Perhaps you are familiar with the traditional Fragrant Blossom Kusudama, one of the most beautiful of the Japanese Flower Balls. Here is a photo of one made by Mio Tsugawa. You will find it on her blog, together with instructions for making it.
http://puupuu.ojaru.jp/zu/densyo/densyo1.html


It has long bothered me that this model, and others like it, use glue. Glue is just not a word generally associated with origami!

So I decided to design a model which did not use glue. Here is the copy paper version.





It has three different parts: two from a square and one (the central core) from a hexagon with the same diameter as the square sheets.

The peach colored material is a square which is folded almost identically to the traditional Fragrance model. The difference is that the peaks on either side are not folded down before the sides are folded over and brought together. When the sides are brought together these peaks are tucked into the pockets on the sides of the sections. One peak is folded into the medial (inside) pocket of its opposite partner. The other peak is then folded into the lateral (outside) pocket of its partner. The central section is now one, instead of three, sections but the petal stays together without glue. (You cannot see this in the photos because it is covered by material from the next piece).





The salmon colored material is made from another square which also begins its folded life by becoming a triangle. The central half is folded over and tucked into itself, in a similar fashion to what happened with the central sections of the petal. One of the side flaps is then posted through the slit in the front of a peach colored petal and wrapped around to the side of the stamen. Its tip is then pushed into the pocket at the top, which it now shares with the flap from the adjoining peach colored petal stamen. The other side flap of the salmon piece is inserted in similar fashion into the neighboring (next) petal. This leaves a triangular salmon colored section between the petals which, from the top of the flower, looks like another stamen.

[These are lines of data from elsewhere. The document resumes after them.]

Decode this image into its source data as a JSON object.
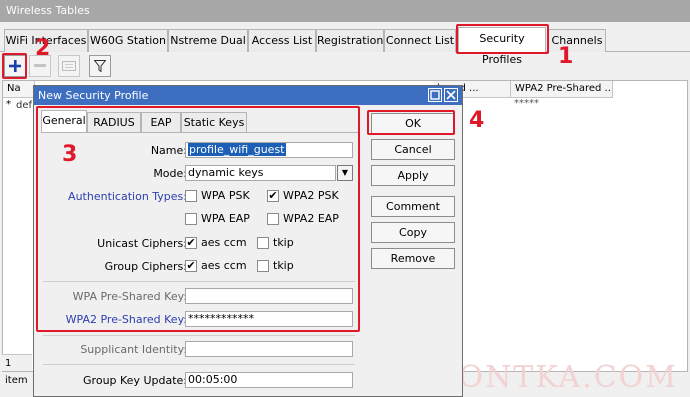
{
  "window": {
    "title": "Wireless Tables"
  },
  "tabs": [
    "WiFi Interfaces",
    "W60G Station",
    "Nstreme Dual",
    "Access List",
    "Registration",
    "Connect List",
    "Security Profiles",
    "Channels"
  ],
  "table": {
    "col_name_partial": "Na",
    "col_wpa_partial": "hared ...",
    "col_wpa2": "WPA2 Pre-Shared ...",
    "row_marker": "*",
    "row_name_partial": "def",
    "row_wpa2": "*****",
    "status": "1 item"
  },
  "watermark": "REMONTKA.COM",
  "dialog": {
    "title": "New Security Profile",
    "tabs": [
      "General",
      "RADIUS",
      "EAP",
      "Static Keys"
    ],
    "name_label": "Name:",
    "name_value": "profile_wifi_guest",
    "mode_label": "Mode:",
    "mode_value": "dynamic keys",
    "auth_label": "Authentication Types:",
    "auth_options": [
      {
        "label": "WPA PSK",
        "checked": false
      },
      {
        "label": "WPA2 PSK",
        "checked": true
      },
      {
        "label": "WPA EAP",
        "checked": false
      },
      {
        "label": "WPA2 EAP",
        "checked": false
      }
    ],
    "unicast_label": "Unicast Ciphers:",
    "unicast_options": [
      {
        "label": "aes ccm",
        "checked": true
      },
      {
        "label": "tkip",
        "checked": false
      }
    ],
    "group_label": "Group Ciphers:",
    "group_options": [
      {
        "label": "aes ccm",
        "checked": true
      },
      {
        "label": "tkip",
        "checked": false
      }
    ],
    "wpa_key_label": "WPA Pre-Shared Key:",
    "wpa_key_value": "",
    "wpa2_key_label": "WPA2 Pre-Shared Key:",
    "wpa2_key_value": "************",
    "supplicant_label": "Supplicant Identity:",
    "supplicant_value": "",
    "group_key_label": "Group Key Update:",
    "group_key_value": "00:05:00",
    "buttons": [
      "OK",
      "Cancel",
      "Apply",
      "Comment",
      "Copy",
      "Remove"
    ]
  },
  "annotations": {
    "n1": "1",
    "n2": "2",
    "n3": "3",
    "n4": "4"
  },
  "colors": {
    "annotation": "#e0192a",
    "title_bar": "#3d6ec0",
    "blue_label": "#2d3eaf"
  }
}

Continue to add petals and connectors until the flower is complete. The resulting flower works best with six petals. Five seems a little loose.





The hexagonal cream center of the flower is formed from a hexagonal sheet. Once the central hexagon has been formed the rest of the sheet is carefully arranged into a tightly creased column and inserted into the center of the completed flower. The ridges of the hexagon column are held by corresponding ridges formed by the flower petals and their salmon colored connectors. A diagram would help, but it is more work than I feel like doing right now. Later, maybe.

I would rate this as a high intermediate model. It is not difficult to fold but it is tricky to put together. It requires helping instruments (I used a kitchen skewer) to push the flaps into the pockets. It is hard to keep the single thickness petal edges from being damaged by the tucking process happening in their vicinity. It needs patience to neatly arrange the folds of the stem of the central hexagon core.

Diagramming this model will not be easy and I suspect that I will restrict myself to teaching it in a class.

My next task is to create glueless connectors for the bases of the flowers so that the model can be transformed into a "proper origami" kusudama. This is complicated by the fact that my version of the flowers have six, rather than five petals. Six sided objects do not make a regular polyhedra without the addition of differently sided objects. I may have to find a way to modify the flower into a five petal version.

2 comments:

Mio Tsugawa said...

Wow!
So beautiful!!

It's a nice idea that glue isn't used for the work.

Hugs!

Rosemary LYNDALL WEMM said...

I believe your own creations are even more beautiful! In fact, they are quite delicious.